Gavin Smith, a local resident who showed off an anti-arena poster to Patti Hagan, co-founder of the Prospect Heights Action Coalition, said he came out “just because this is the family.”

“We’re circling the wagons, so they get the word out. Wherever the mainstream media shows interest, we’ll take it,” Smith said.

By the time the camera crew finally did arrive, after 7, half the room, which had been at standing-room-only capacity an hour earlier, had cleared out.

People immediately got on their cell phones calling friends to come back to the bar.

“But now we’re all drunk!” quipped Hagan, who sipped on red wine.

In came the camera crew, which wasted no time setting up the lights, camera, and boom microphone, blocking the entrance to the bar.
Nobody seemed to mind the sudden intrusion, and conversations went back to the topics at hand.

Luis Suarez, a Brooklyn native and former host of National Public Radio’s “Talk of the Nation,” interviewed bartender and Prospect Heights resident Roger Paz.

“This is a low-rise community.

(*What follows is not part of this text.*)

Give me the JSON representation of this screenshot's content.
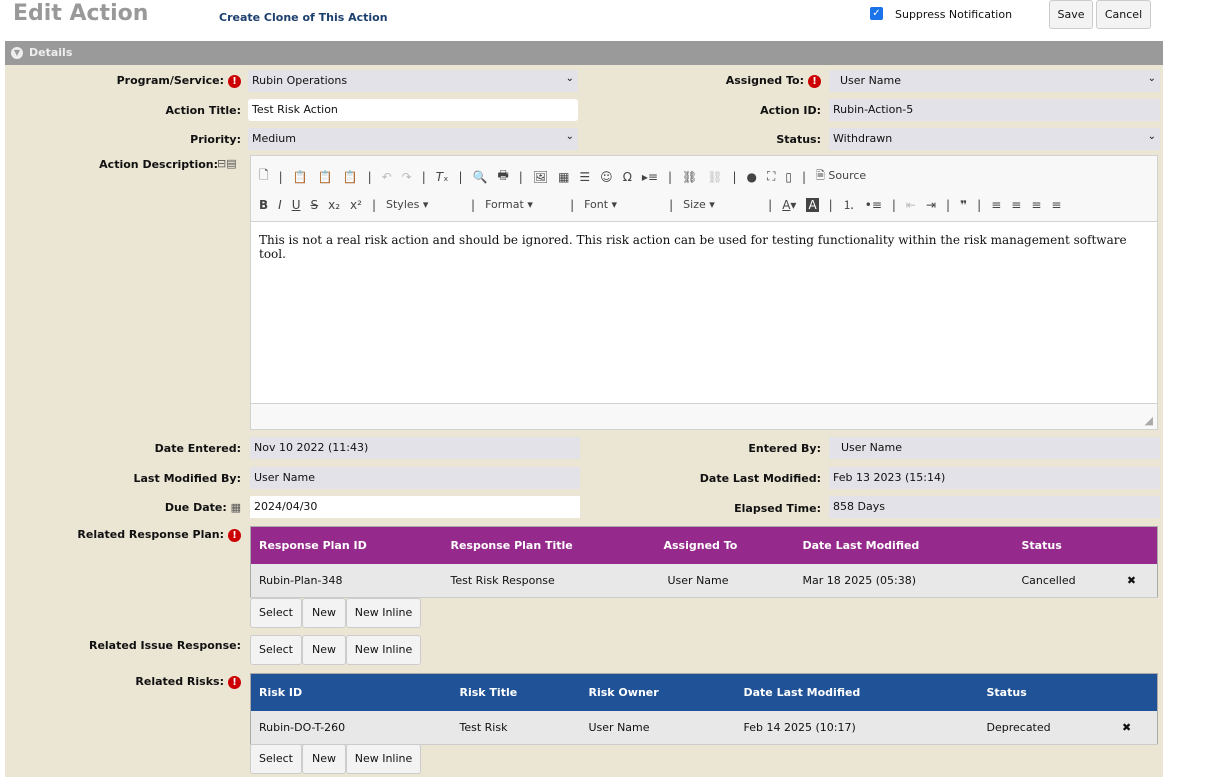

It’s going to be like having Houston imposed on a brownstone neighborhood,” Paz said of Ratner’s Atlantic Yards proposal. “And they want us to be gleeful about our own obsolescence.”

Suarez, who was born in Crown Heights, raised in Bensonhurst, and spent many of his adult years in Park Slope, is the author of “The Old Neighborhood: What We Lost in the Great Suburban Migration, 1966-1999,” in which he addressed the loss of urban neighborhoods.

He went on to interview several anti-arena activists and other Freddy’s patrons, basically whoever jumped in front of the microphone.

Prior to coming to Freddy’s, the show interviewed Atlantic Yards supporters such as Borough President Marty Markowitz and ACORN director Bertha Lewis, as well as opponents such as Councilwoman Letitia James and Candace Carponter, legal adviser for the anti-arena group Develop-Don’t Destroy Brooklyn.

The segment is expected to air on PBS in two to three weeks.